Пудляк улыбнулся. Улыбка его выражала несогласие.
«Нет, это особенный коммунист, — додумал Эрвин. — Он не такой, как Газуха или Янко Приесол. Да и Луч тоже иной. Ведь между ними имеются различия. Одни говорят с человеком как с равным, другие изолируются, угрожают, как будто в их жилах течет не такая кровь».
Отец прервал ход его мыслей. Он достал из ящика стола голубой конверт, положил его в карман и обратился к Пудляку:
— Вчера я получил анонимное письмо, в котором говорится, что большинство рабочих перестанет работать, если я буду продавать кожи немцам. Требуют, чтобы я посылал ее на партизанскую территорию.

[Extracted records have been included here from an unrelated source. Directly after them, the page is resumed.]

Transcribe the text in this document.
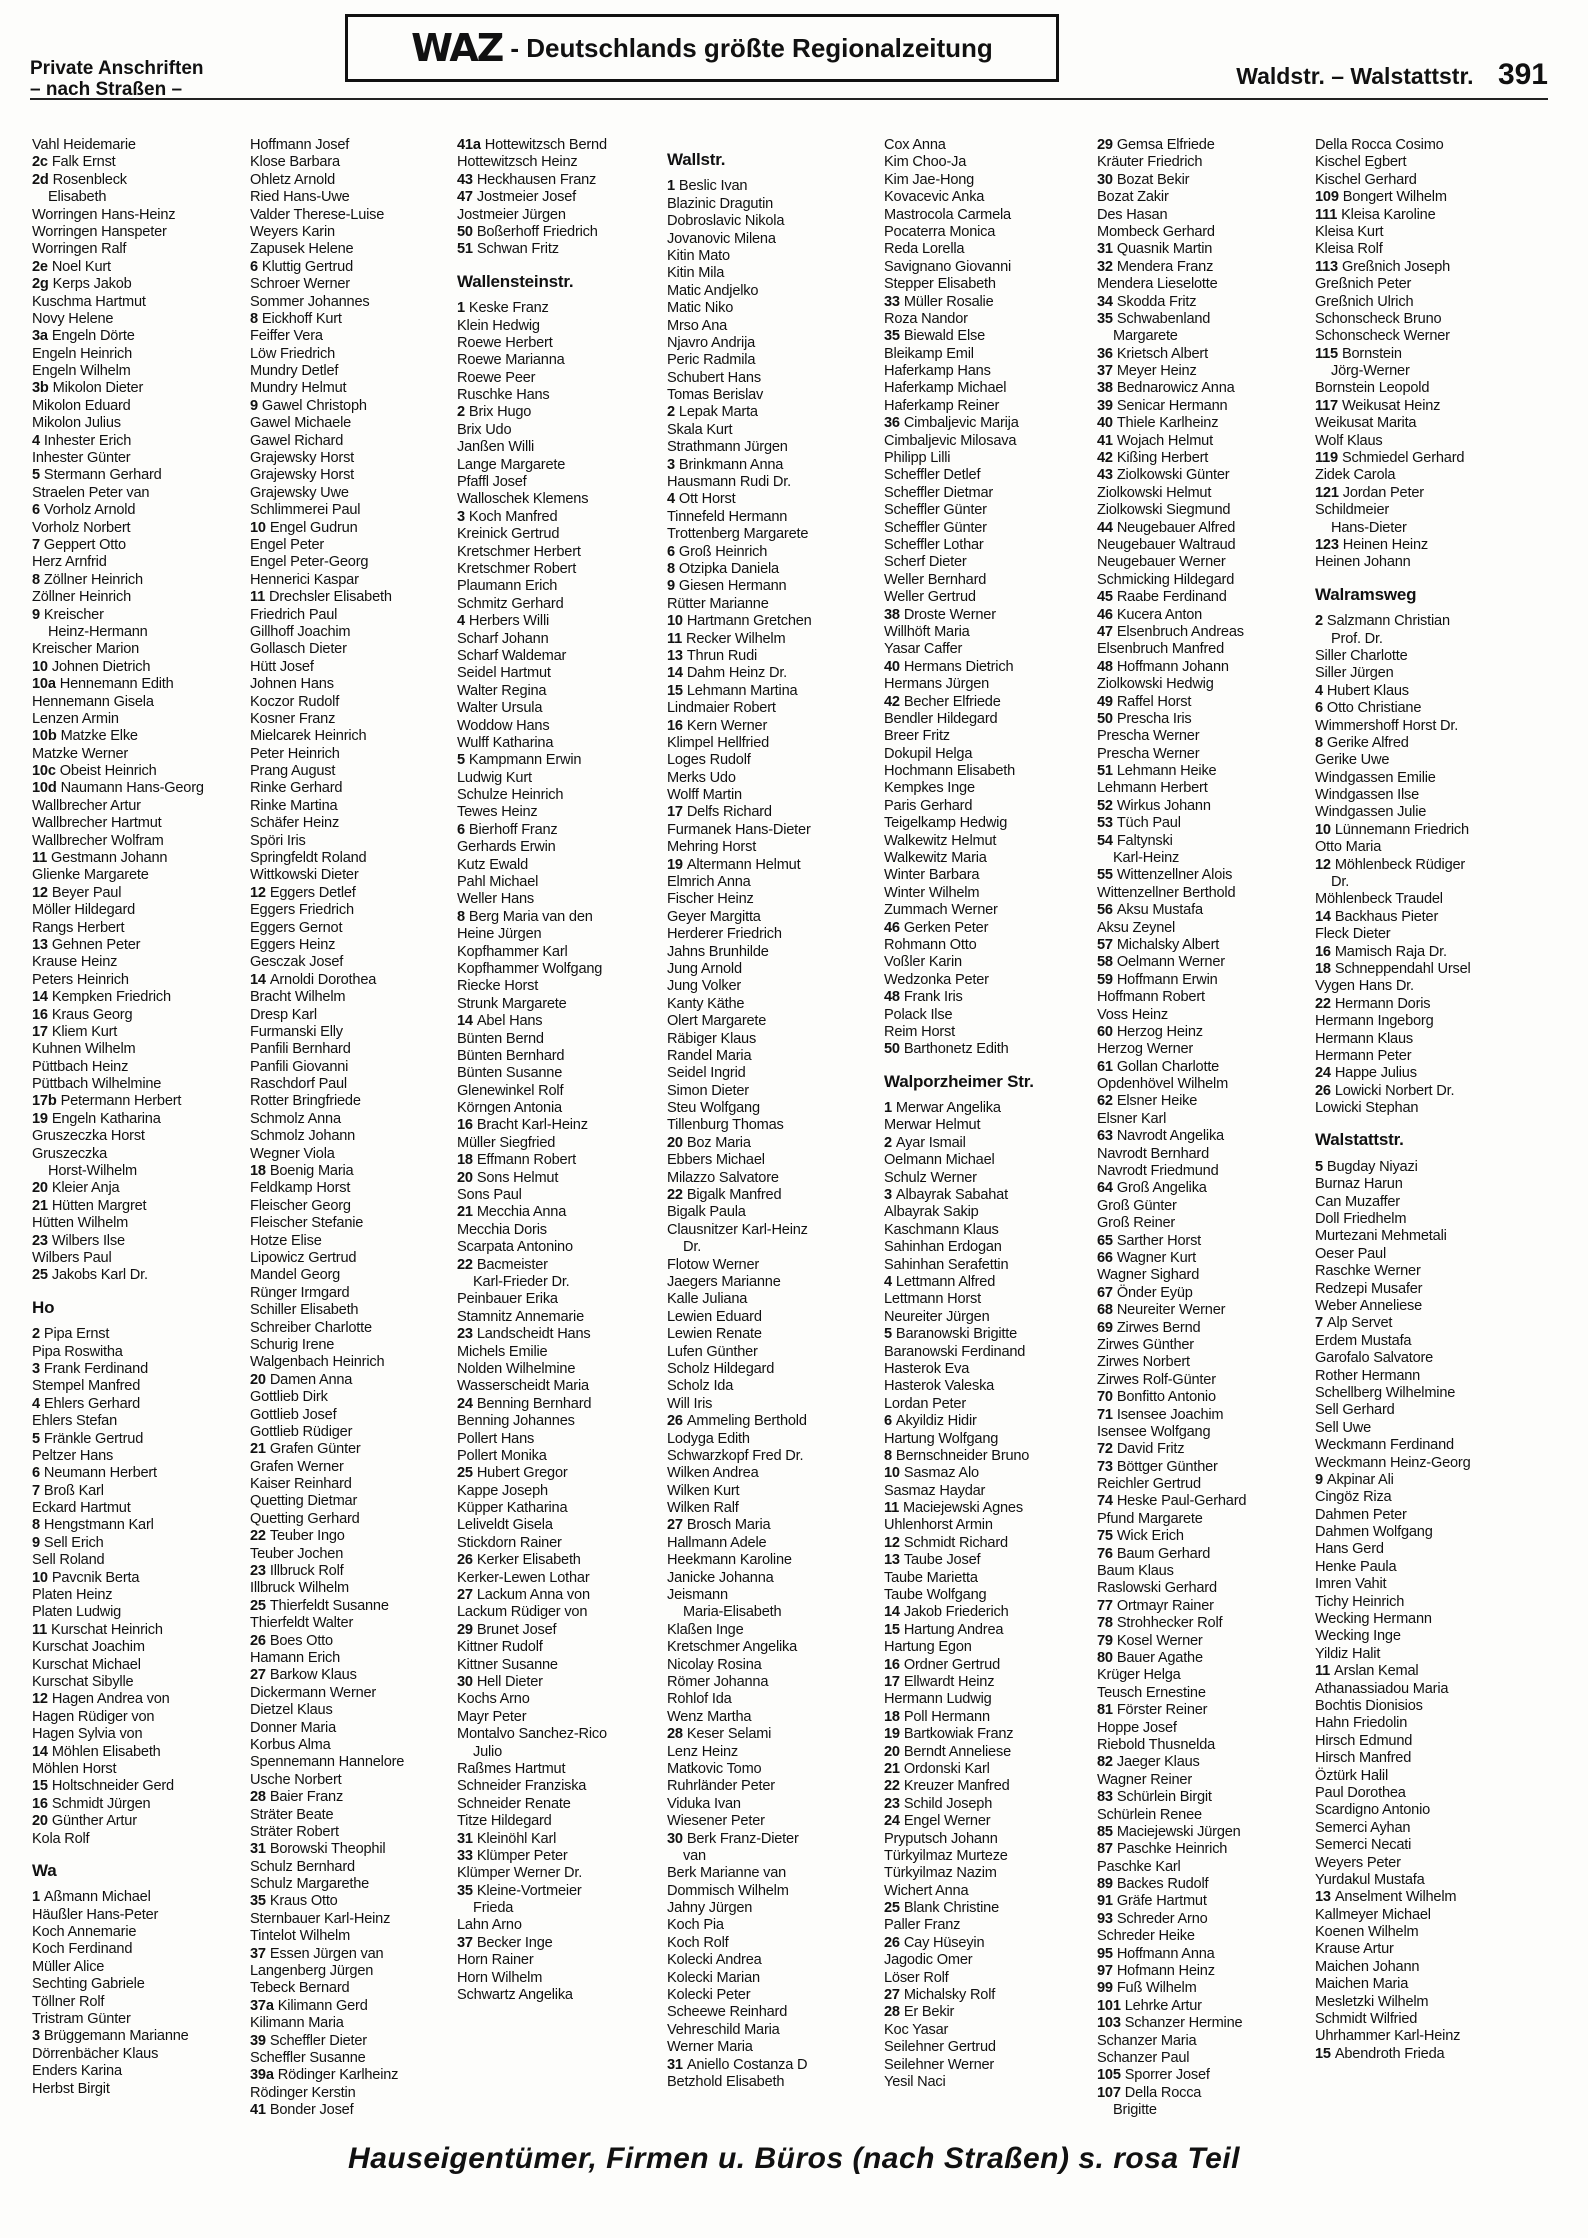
Private Anschriften
– nach Straßen –
WAZ - Deutschlands größte Regionalzeitung
Waldstr. – Walstattstr. 391
Vahl Heidemarie
2c Falk Ernst
2d Rosenbleck
Elisabeth
Worringen Hans-Heinz
Worringen Hanspeter
Worringen Ralf
2e Noel Kurt
2g Kerps Jakob
Kuschma Hartmut
Novy Helene
3a Engeln Dörte
Engeln Heinrich
Engeln Wilhelm
3b Mikolon Dieter
Mikolon Eduard
Mikolon Julius
4 Inhester Erich
Inhester Günter
5 Stermann Gerhard
Straelen Peter van
6 Vorholz Arnold
Vorholz Norbert
7 Geppert Otto
Herz Arnfrid
8 Zöllner Heinrich
Zöllner Heinrich
9 Kreischer
Heinz-Hermann
Kreischer Marion
10 Johnen Dietrich
10a Hennemann Edith
Hennemann Gisela
Lenzen Armin
10b Matzke Elke
Matzke Werner
10c Obeist Heinrich
10d Naumann Hans-Georg
Wallbrecher Artur
Wallbrecher Hartmut
Wallbrecher Wolfram
11 Gestmann Johann
Glienke Margarete
12 Beyer Paul
Möller Hildegard
Rangs Herbert
13 Gehnen Peter
Krause Heinz
Peters Heinrich
14 Kempken Friedrich
16 Kraus Georg
17 Kliem Kurt
Kuhnen Wilhelm
Püttbach Heinz
Püttbach Wilhelmine
17b Petermann Herbert
19 Engeln Katharina
Gruszeczka Horst
Gruszeczka
Horst-Wilhelm
20 Kleier Anja
21 Hütten Margret
Hütten Wilhelm
23 Wilbers Ilse
Wilbers Paul
25 Jakobs Karl Dr.
Ho
2 Pipa Ernst
Pipa Roswitha
3 Frank Ferdinand
Stempel Manfred
4 Ehlers Gerhard
Ehlers Stefan
5 Fränkle Gertrud
Peltzer Hans
6 Neumann Herbert
7 Broß Karl
Eckard Hartmut
8 Hengstmann Karl
9 Sell Erich
Sell Roland
10 Pavcnik Berta
Platen Heinz
Platen Ludwig
11 Kurschat Heinrich
Kurschat Joachim
Kurschat Michael
Kurschat Sibylle
12 Hagen Andrea von
Hagen Rüdiger von
Hagen Sylvia von
14 Möhlen Elisabeth
Möhlen Horst
15 Holtschneider Gerd
16 Schmidt Jürgen
20 Günther Artur
Kola Rolf
Wa
1 Aßmann Michael
Häußler Hans-Peter
Koch Annemarie
Koch Ferdinand
Müller Alice
Sechting Gabriele
Töllner Rolf
Tristram Günter
3 Brüggemann Marianne
Dörrenbächer Klaus
Enders Karina
Herbst Birgit
Hoffmann Josef
Klose Barbara
Ohletz Arnold
Ried Hans-Uwe
Valder Therese-Luise
Weyers Karin
Zapusek Helene
6 Kluttig Gertrud
Schroer Werner
Sommer Johannes
8 Eickhoff Kurt
Feiffer Vera
Löw Friedrich
Mundry Detlef
Mundry Helmut
9 Gawel Christoph
Gawel Michaele
Gawel Richard
Grajewsky Horst
Grajewsky Horst
Grajewsky Uwe
Schlimmerei Paul
10 Engel Gudrun
Engel Peter
Engel Peter-Georg
Hennerici Kaspar
11 Drechsler Elisabeth
Friedrich Paul
Gillhoff Joachim
Gollasch Dieter
Hütt Josef
Johnen Hans
Koczor Rudolf
Kosner Franz
Mielcarek Heinrich
Peter Heinrich
Prang August
Rinke Gerhard
Rinke Martina
Schäfer Heinz
Spöri Iris
Springfeldt Roland
Wittkowski Dieter
12 Eggers Detlef
Eggers Friedrich
Eggers Gernot
Eggers Heinz
Gesczak Josef
14 Arnoldi Dorothea
Bracht Wilhelm
Dresp Karl
Furmanski Elly
Panfili Bernhard
Panfili Giovanni
Raschdorf Paul
Rotter Bringfriede
Schmolz Anna
Schmolz Johann
Wegner Viola
18 Boenig Maria
Feldkamp Horst
Fleischer Georg
Fleischer Stefanie
Hotze Elise
Lipowicz Gertrud
Mandel Georg
Rünger Irmgard
Schiller Elisabeth
Schreiber Charlotte
Schurig Irene
Walgenbach Heinrich
20 Damen Anna
Gottlieb Dirk
Gottlieb Josef
Gottlieb Rüdiger
21 Grafen Günter
Grafen Werner
Kaiser Reinhard
Quetting Dietmar
Quetting Gerhard
22 Teuber Ingo
Teuber Jochen
23 Illbruck Rolf
Illbruck Wilhelm
25 Thierfeldt Susanne
Thierfeldt Walter
26 Boes Otto
Hamann Erich
27 Barkow Klaus
Dickermann Werner
Dietzel Klaus
Donner Maria
Korbus Alma
Spennemann Hannelore
Usche Norbert
28 Baier Franz
Sträter Beate
Sträter Robert
31 Borowski Theophil
Schulz Bernhard
Schulz Margarethe
35 Kraus Otto
Sternbauer Karl-Heinz
Tintelot Wilhelm
37 Essen Jürgen van
Langenberg Jürgen
Tebeck Bernard
37a Kilimann Gerd
Kilimann Maria
39 Scheffler Dieter
Scheffler Susanne
39a Rödinger Karlheinz
Rödinger Kerstin
41 Bonder Josef
41a Hottewitzsch Bernd
Hottewitzsch Heinz
43 Heckhausen Franz
47 Jostmeier Josef
Jostmeier Jürgen
50 Boßerhoff Friedrich
51 Schwan Fritz
Wallensteinstr.
1 Keske Franz
Klein Hedwig
Roewe Herbert
Roewe Marianna
Roewe Peer
Ruschke Hans
2 Brix Hugo
Brix Udo
Janßen Willi
Lange Margarete
Pfaffl Josef
Walloschek Klemens
3 Koch Manfred
Kreinick Gertrud
Kretschmer Herbert
Kretschmer Robert
Plaumann Erich
Schmitz Gerhard
4 Herbers Willi
Scharf Johann
Scharf Waldemar
Seidel Hartmut
Walter Regina
Walter Ursula
Woddow Hans
Wulff Katharina
5 Kampmann Erwin
Ludwig Kurt
Schulze Heinrich
Tewes Heinz
6 Bierhoff Franz
Gerhards Erwin
Kutz Ewald
Pahl Michael
Weller Hans
8 Berg Maria van den
Heine Jürgen
Kopfhammer Karl
Kopfhammer Wolfgang
Riecke Horst
Strunk Margarete
14 Abel Hans
Bünten Bernd
Bünten Bernhard
Bünten Susanne
Glenewinkel Rolf
Körngen Antonia
16 Bracht Karl-Heinz
Müller Siegfried
18 Effmann Robert
20 Sons Helmut
Sons Paul
21 Mecchia Anna
Mecchia Doris
Scarpata Antonino
22 Bacmeister
Karl-Frieder Dr.
Peinbauer Erika
Stamnitz Annemarie
23 Landscheidt Hans
Michels Emilie
Nolden Wilhelmine
Wasserscheidt Maria
24 Benning Bernhard
Benning Johannes
Pollert Hans
Pollert Monika
25 Hubert Gregor
Kappe Joseph
Küpper Katharina
Leliveldt Gisela
Stickdorn Rainer
26 Kerker Elisabeth
Kerker-Lewen Lothar
27 Lackum Anna von
Lackum Rüdiger von
29 Brunet Josef
Kittner Rudolf
Kittner Susanne
30 Hell Dieter
Kochs Arno
Mayr Peter
Montalvo Sanchez-Rico
Julio
Raßmes Hartmut
Schneider Franziska
Schneider Renate
Titze Hildegard
31 Kleinöhl Karl
33 Klümper Peter
Klümper Werner Dr.
35 Kleine-Vortmeier
Frieda
Lahn Arno
37 Becker Inge
Horn Rainer
Horn Wilhelm
Schwartz Angelika
Wallstr.
1 Beslic Ivan
Blazinic Dragutin
Dobroslavic Nikola
Jovanovic Milena
Kitin Mato
Kitin Mila
Matic Andjelko
Matic Niko
Mrso Ana
Njavro Andrija
Peric Radmila
Schubert Hans
Tomas Berislav
2 Lepak Marta
Skala Kurt
Strathmann Jürgen
3 Brinkmann Anna
Hausmann Rudi Dr.
4 Ott Horst
Tinnefeld Hermann
Trottenberg Margarete
6 Groß Heinrich
8 Otzipka Daniela
9 Giesen Hermann
Rütter Marianne
10 Hartmann Gretchen
11 Recker Wilhelm
13 Thrun Rudi
14 Dahm Heinz Dr.
15 Lehmann Martina
Lindmaier Robert
16 Kern Werner
Klimpel Hellfried
Loges Rudolf
Merks Udo
Wolff Martin
17 Delfs Richard
Furmanek Hans-Dieter
Mehring Horst
19 Altermann Helmut
Elmrich Anna
Fischer Heinz
Geyer Margitta
Herderer Friedrich
Jahns Brunhilde
Jung Arnold
Jung Volker
Kanty Käthe
Olert Margarete
Räbiger Klaus
Randel Maria
Seidel Ingrid
Simon Dieter
Steu Wolfgang
Tillenburg Thomas
20 Boz Maria
Ebbers Michael
Milazzo Salvatore
22 Bigalk Manfred
Bigalk Paula
Clausnitzer Karl-Heinz
Dr.
Flotow Werner
Jaegers Marianne
Kalle Juliana
Lewien Eduard
Lewien Renate
Lufen Günther
Scholz Hildegard
Scholz Ida
Will Iris
26 Ammeling Berthold
Lodyga Edith
Schwarzkopf Fred Dr.
Wilken Andrea
Wilken Kurt
Wilken Ralf
27 Brosch Maria
Hallmann Adele
Heekmann Karoline
Janicke Johanna
Jeismann
Maria-Elisabeth
Klaßen Inge
Kretschmer Angelika
Nicolay Rosina
Römer Johanna
Rohlof Ida
Wenz Martha
28 Keser Selami
Lenz Heinz
Matkovic Tomo
Ruhrländer Peter
Viduka Ivan
Wiesener Peter
30 Berk Franz-Dieter
van
Berk Marianne van
Dommisch Wilhelm
Jahny Jürgen
Koch Pia
Koch Rolf
Kolecki Andrea
Kolecki Marian
Kolecki Peter
Scheewe Reinhard
Vehreschild Maria
Werner Maria
31 Aniello Costanza D
Betzhold Elisabeth
Cox Anna
Kim Choo-Ja
Kim Jae-Hong
Kovacevic Anka
Mastrocola Carmela
Pocaterra Monica
Reda Lorella
Savignano Giovanni
Stepper Elisabeth
33 Müller Rosalie
Roza Nandor
35 Biewald Else
Bleikamp Emil
Haferkamp Hans
Haferkamp Michael
Haferkamp Reiner
36 Cimbaljevic Marija
Cimbaljevic Milosava
Philipp Lilli
Scheffler Detlef
Scheffler Dietmar
Scheffler Günter
Scheffler Günter
Scheffler Lothar
Scherf Dieter
Weller Bernhard
Weller Gertrud
38 Droste Werner
Willhöft Maria
Yasar Caffer
40 Hermans Dietrich
Hermans Jürgen
42 Becher Elfriede
Bendler Hildegard
Breer Fritz
Dokupil Helga
Hochmann Elisabeth
Kempkes Inge
Paris Gerhard
Teigelkamp Hedwig
Walkewitz Helmut
Walkewitz Maria
Winter Barbara
Winter Wilhelm
Zummach Werner
46 Gerken Peter
Rohmann Otto
Voßler Karin
Wedzonka Peter
48 Frank Iris
Polack Ilse
Reim Horst
50 Barthonetz Edith
Walporzheimer Str.
1 Merwar Angelika
Merwar Helmut
2 Ayar Ismail
Oelmann Michael
Schulz Werner
3 Albayrak Sabahat
Albayrak Sakip
Kaschmann Klaus
Sahinhan Erdogan
Sahinhan Serafettin
4 Lettmann Alfred
Lettmann Horst
Neureiter Jürgen
5 Baranowski Brigitte
Baranowski Ferdinand
Hasterok Eva
Hasterok Valeska
Lordan Peter
6 Akyildiz Hidir
Hartung Wolfgang
8 Bernschneider Bruno
10 Sasmaz Alo
Sasmaz Haydar
11 Maciejewski Agnes
Uhlenhorst Armin
12 Schmidt Richard
13 Taube Josef
Taube Marietta
Taube Wolfgang
14 Jakob Friederich
15 Hartung Andrea
Hartung Egon
16 Ordner Gertrud
17 Ellwardt Heinz
Hermann Ludwig
18 Poll Hermann
19 Bartkowiak Franz
20 Berndt Anneliese
21 Ordonski Karl
22 Kreuzer Manfred
23 Schild Joseph
24 Engel Werner
Pryputsch Johann
Türkyilmaz Murteze
Türkyilmaz Nazim
Wichert Anna
25 Blank Christine
Paller Franz
26 Cay Hüseyin
Jagodic Omer
Löser Rolf
27 Michalsky Rolf
28 Er Bekir
Koc Yasar
Seilehner Gertrud
Seilehner Werner
Yesil Naci
29 Gemsa Elfriede
Kräuter Friedrich
30 Bozat Bekir
Bozat Zakir
Des Hasan
Mombeck Gerhard
31 Quasnik Martin
32 Mendera Franz
Mendera Lieselotte
34 Skodda Fritz
35 Schwabenland
Margarete
36 Krietsch Albert
37 Meyer Heinz
38 Bednarowicz Anna
39 Senicar Hermann
40 Thiele Karlheinz
41 Wojach Helmut
42 Kißing Herbert
43 Ziolkowski Günter
Ziolkowski Helmut
Ziolkowski Siegmund
44 Neugebauer Alfred
Neugebauer Waltraud
Neugebauer Werner
Schmicking Hildegard
45 Raabe Ferdinand
46 Kucera Anton
47 Elsenbruch Andreas
Elsenbruch Manfred
48 Hoffmann Johann
Ziolkowski Hedwig
49 Raffel Horst
50 Prescha Iris
Prescha Werner
Prescha Werner
51 Lehmann Heike
Lehmann Herbert
52 Wirkus Johann
53 Tüch Paul
54 Faltynski
Karl-Heinz
55 Wittenzellner Alois
Wittenzellner Berthold
56 Aksu Mustafa
Aksu Zeynel
57 Michalsky Albert
58 Oelmann Werner
59 Hoffmann Erwin
Hoffmann Robert
Voss Heinz
60 Herzog Heinz
Herzog Werner
61 Gollan Charlotte
Opdenhövel Wilhelm
62 Elsner Heike
Elsner Karl
63 Navrodt Angelika
Navrodt Bernhard
Navrodt Friedmund
64 Groß Angelika
Groß Günter
Groß Reiner
65 Sarther Horst
66 Wagner Kurt
Wagner Sighard
67 Önder Eyüp
68 Neureiter Werner
69 Zirwes Bernd
Zirwes Günther
Zirwes Norbert
Zirwes Rolf-Günter
70 Bonfitto Antonio
71 Isensee Joachim
Isensee Wolfgang
72 David Fritz
73 Böttger Günther
Reichler Gertrud
74 Heske Paul-Gerhard
Pfund Margarete
75 Wick Erich
76 Baum Gerhard
Baum Klaus
Raslowski Gerhard
77 Ortmayr Rainer
78 Strohhecker Rolf
79 Kosel Werner
80 Bauer Agathe
Krüger Helga
Teusch Ernestine
81 Förster Reiner
Hoppe Josef
Riebold Thusnelda
82 Jaeger Klaus
Wagner Reiner
83 Schürlein Birgit
Schürlein Renee
85 Maciejewski Jürgen
87 Paschke Heinrich
Paschke Karl
89 Backes Rudolf
91 Gräfe Hartmut
93 Schreder Arno
Schreder Heike
95 Hoffmann Anna
97 Hofmann Heinz
99 Fuß Wilhelm
101 Lehrke Artur
103 Schanzer Hermine
Schanzer Maria
Schanzer Paul
105 Sporrer Josef
107 Della Rocca
Brigitte
Della Rocca Cosimo
Kischel Egbert
Kischel Gerhard
109 Bongert Wilhelm
111 Kleisa Karoline
Kleisa Kurt
Kleisa Rolf
113 Greßnich Joseph
Greßnich Peter
Greßnich Ulrich
Schonscheck Bruno
Schonscheck Werner
115 Bornstein
Jörg-Werner
Bornstein Leopold
117 Weikusat Heinz
Weikusat Marita
Wolf Klaus
119 Schmiedel Gerhard
Zidek Carola
121 Jordan Peter
Schildmeier
Hans-Dieter
123 Heinen Heinz
Heinen Johann
Walramsweg
2 Salzmann Christian
Prof. Dr.
Siller Charlotte
Siller Jürgen
4 Hubert Klaus
6 Otto Christiane
Wimmershoff Horst Dr.
8 Gerike Alfred
Gerike Uwe
Windgassen Emilie
Windgassen Ilse
Windgassen Julie
10 Lünnemann Friedrich
Otto Maria
12 Möhlenbeck Rüdiger
Dr.
Möhlenbeck Traudel
14 Backhaus Pieter
Fleck Dieter
16 Mamisch Raja Dr.
18 Schneppendahl Ursel
Vygen Hans Dr.
22 Hermann Doris
Hermann Ingeborg
Hermann Klaus
Hermann Peter
24 Happe Julius
26 Lowicki Norbert Dr.
Lowicki Stephan
Walstattstr.
5 Bugday Niyazi
Burnaz Harun
Can Muzaffer
Doll Friedhelm
Murtezani Mehmetali
Oeser Paul
Raschke Werner
Redzepi Musafer
Weber Anneliese
7 Alp Servet
Erdem Mustafa
Garofalo Salvatore
Rother Hermann
Schellberg Wilhelmine
Sell Gerhard
Sell Uwe
Weckmann Ferdinand
Weckmann Heinz-Georg
9 Akpinar Ali
Cingöz Riza
Dahmen Peter
Dahmen Wolfgang
Hans Gerd
Henke Paula
Imren Vahit
Tichy Heinrich
Wecking Hermann
Wecking Inge
Yildiz Halit
11 Arslan Kemal
Athanassiadou Maria
Bochtis Dionisios
Hahn Friedolin
Hirsch Edmund
Hirsch Manfred
Öztürk Halil
Paul Dorothea
Scardigno Antonio
Semerci Ayhan
Semerci Necati
Weyers Peter
Yurdakul Mustafa
13 Anselment Wilhelm
Kallmeyer Michael
Koenen Wilhelm
Krause Artur
Maichen Johann
Maichen Maria
Mesletzki Wilhelm
Schmidt Wilfried
Uhrhammer Karl-Heinz
15 Abendroth Frieda
Hauseigentümer, Firmen u. Büros (nach Straßen) s. rosa Teil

Немцы платили прилично, но, если мне хорошо заплатят в Бистрице, я буду посылать им. По крайней мере работа будет продолжаться. Мне абсолютно безразлично, кто заплатит. Договоритесь, пожалуйста, в Бистрице о цене и способе доставки… — Он закашлялся сухим, глухим кашлем, вытер рот платком и погладил кончиками пальцев усики. Немного подумав, добавил: — Лучше всего будет, если вы отыщете Жабку…
Оставшись один, Ондрей принялся ходить как лев в клетке — от стены к стене.
«Может быть, Жабка станет министром, — размышлял он. — Это было бы хорошо. В долине я построю цементный завод и фабрику, буду делать бочки. Нет, никогда дела не шли у меня так хорошо, как они пойдут после войны, когда республика попадет под американский контроль. Ведь американцы тоже не миндальничают с рабочими. Сколько солдат и партизан будут после войны умолять, чтобы я принял их на работу!»
Ленивым движением руки он поднял телефонную трубку и повелительным голосом сказал:
— Барышня, дайте мне доктора Главача!
Да, он должен сказать ему, что русские сюда не попадут, он посмеется над ним, ведь доктор утверждал, что американцы придут только в Чехию, а сюда, дескать, — большевики. Уж наверняка председатель правления военного завода лучше информирован, чем доктор. Перед войной у него были контакты с французскими банками.